The argument `--instance-num` reflects the inference instance number. When more than `--instance-num` requests arrive at the `api_server` at the same time, the exceeding part of the requests will wait in the inference queue.

```shell
python3 profile_restful_api.py <server_addr> <tokenizer_path> <dataset> <optional arguments>
```

The required parameters are:

- `server_addr`

  The address of api_server with format `http://{server_ip}:{server_port}`

- `tokenizer_path`

  The path of the tokenizer model, which is used to encode the dataset to get the token size of prompts and responses

- `dataset`

  The path of the downloaded dataset

Optional arguments are listed as below:

- `--concurrency`

  It represents the number of request threads with default value 64. Requests of concurrent threads will be batched by the inference engine. Its value should not exceed the number of inference instances in the api_server.
  Otherwise, the excess requests will wait in the inference queue.

- `--num-prompts`

  The number of sampled prompts from dataset to process. The default is 2000.
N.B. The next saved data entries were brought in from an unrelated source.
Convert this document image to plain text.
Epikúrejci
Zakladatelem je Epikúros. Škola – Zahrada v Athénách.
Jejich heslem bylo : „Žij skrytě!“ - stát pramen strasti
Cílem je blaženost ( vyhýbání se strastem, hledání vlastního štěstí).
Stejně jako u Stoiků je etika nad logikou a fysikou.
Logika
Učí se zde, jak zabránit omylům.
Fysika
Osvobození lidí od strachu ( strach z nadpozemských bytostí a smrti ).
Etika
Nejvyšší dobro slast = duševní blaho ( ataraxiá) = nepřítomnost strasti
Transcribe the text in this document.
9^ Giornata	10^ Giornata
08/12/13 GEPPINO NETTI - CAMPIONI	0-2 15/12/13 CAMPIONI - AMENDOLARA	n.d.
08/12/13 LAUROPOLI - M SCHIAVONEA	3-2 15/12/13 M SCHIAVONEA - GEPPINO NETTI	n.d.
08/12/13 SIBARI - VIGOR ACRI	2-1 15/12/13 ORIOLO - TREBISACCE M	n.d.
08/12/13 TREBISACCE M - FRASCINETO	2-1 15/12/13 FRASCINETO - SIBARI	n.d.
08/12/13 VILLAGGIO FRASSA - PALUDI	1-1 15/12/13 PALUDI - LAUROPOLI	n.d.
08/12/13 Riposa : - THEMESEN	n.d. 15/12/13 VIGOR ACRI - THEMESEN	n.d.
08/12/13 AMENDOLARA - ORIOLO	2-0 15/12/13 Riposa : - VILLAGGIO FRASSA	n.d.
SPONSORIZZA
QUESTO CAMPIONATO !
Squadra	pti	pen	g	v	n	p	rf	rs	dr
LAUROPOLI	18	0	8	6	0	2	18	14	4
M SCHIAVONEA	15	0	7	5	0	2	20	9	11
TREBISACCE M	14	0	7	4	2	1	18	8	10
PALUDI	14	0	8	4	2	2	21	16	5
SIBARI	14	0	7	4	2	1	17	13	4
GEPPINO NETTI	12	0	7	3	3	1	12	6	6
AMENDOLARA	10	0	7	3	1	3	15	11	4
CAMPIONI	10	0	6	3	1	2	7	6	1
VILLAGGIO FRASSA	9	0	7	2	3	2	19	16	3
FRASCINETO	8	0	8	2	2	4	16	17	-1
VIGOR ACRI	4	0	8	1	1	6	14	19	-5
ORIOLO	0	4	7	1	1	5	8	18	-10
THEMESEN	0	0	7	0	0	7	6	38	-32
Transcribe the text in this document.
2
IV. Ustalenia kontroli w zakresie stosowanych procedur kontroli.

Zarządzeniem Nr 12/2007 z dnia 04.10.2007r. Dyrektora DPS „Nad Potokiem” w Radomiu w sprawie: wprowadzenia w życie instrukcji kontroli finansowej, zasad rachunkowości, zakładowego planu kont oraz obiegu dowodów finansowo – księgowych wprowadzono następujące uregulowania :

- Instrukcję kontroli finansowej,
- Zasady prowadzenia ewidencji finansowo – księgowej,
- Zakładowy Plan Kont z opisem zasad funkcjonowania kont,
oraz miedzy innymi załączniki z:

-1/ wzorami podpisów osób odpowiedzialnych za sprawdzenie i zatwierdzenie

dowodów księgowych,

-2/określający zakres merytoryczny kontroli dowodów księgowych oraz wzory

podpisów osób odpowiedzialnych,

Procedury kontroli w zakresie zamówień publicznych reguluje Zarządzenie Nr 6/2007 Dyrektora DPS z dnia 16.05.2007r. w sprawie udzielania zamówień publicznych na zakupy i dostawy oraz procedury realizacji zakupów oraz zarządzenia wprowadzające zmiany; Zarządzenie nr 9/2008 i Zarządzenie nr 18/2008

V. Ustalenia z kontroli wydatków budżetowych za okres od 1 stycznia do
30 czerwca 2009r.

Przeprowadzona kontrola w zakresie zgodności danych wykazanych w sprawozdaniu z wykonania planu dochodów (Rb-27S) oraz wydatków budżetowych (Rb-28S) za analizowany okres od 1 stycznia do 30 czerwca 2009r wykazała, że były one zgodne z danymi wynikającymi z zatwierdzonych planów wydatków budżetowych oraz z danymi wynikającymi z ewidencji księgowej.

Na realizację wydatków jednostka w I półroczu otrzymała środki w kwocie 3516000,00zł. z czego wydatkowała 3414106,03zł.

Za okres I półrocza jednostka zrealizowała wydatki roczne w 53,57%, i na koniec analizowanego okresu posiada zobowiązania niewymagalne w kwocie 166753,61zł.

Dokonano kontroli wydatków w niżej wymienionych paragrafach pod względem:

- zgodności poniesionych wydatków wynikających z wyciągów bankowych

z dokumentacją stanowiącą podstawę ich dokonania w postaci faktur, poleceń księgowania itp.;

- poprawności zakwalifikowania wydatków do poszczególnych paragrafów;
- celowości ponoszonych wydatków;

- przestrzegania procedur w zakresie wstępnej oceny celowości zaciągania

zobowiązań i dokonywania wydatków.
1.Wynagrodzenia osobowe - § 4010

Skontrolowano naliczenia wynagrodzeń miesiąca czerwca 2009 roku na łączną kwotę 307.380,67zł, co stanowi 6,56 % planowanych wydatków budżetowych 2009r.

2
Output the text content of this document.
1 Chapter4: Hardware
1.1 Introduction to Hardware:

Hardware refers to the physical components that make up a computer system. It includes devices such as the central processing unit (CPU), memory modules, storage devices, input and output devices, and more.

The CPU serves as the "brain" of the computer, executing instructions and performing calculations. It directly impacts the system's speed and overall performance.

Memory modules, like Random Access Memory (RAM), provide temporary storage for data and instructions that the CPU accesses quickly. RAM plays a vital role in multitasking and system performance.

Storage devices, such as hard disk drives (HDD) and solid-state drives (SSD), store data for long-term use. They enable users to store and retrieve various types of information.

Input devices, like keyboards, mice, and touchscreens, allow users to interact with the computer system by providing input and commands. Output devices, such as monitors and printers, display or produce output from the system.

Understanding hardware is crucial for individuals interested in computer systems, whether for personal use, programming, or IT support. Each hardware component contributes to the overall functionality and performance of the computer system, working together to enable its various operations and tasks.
- `--top_p` and `--temperature`

  They are used to sample the generated token_id.

- `--stream_output`

  Indicator for streaming output. The default is `False`.

- `--csv`

  The path of a csv file to save the result with default value `../profile_api_server.csv`

- `--seed`

  It is the seed used in sampling prompts from dataset with default value 0.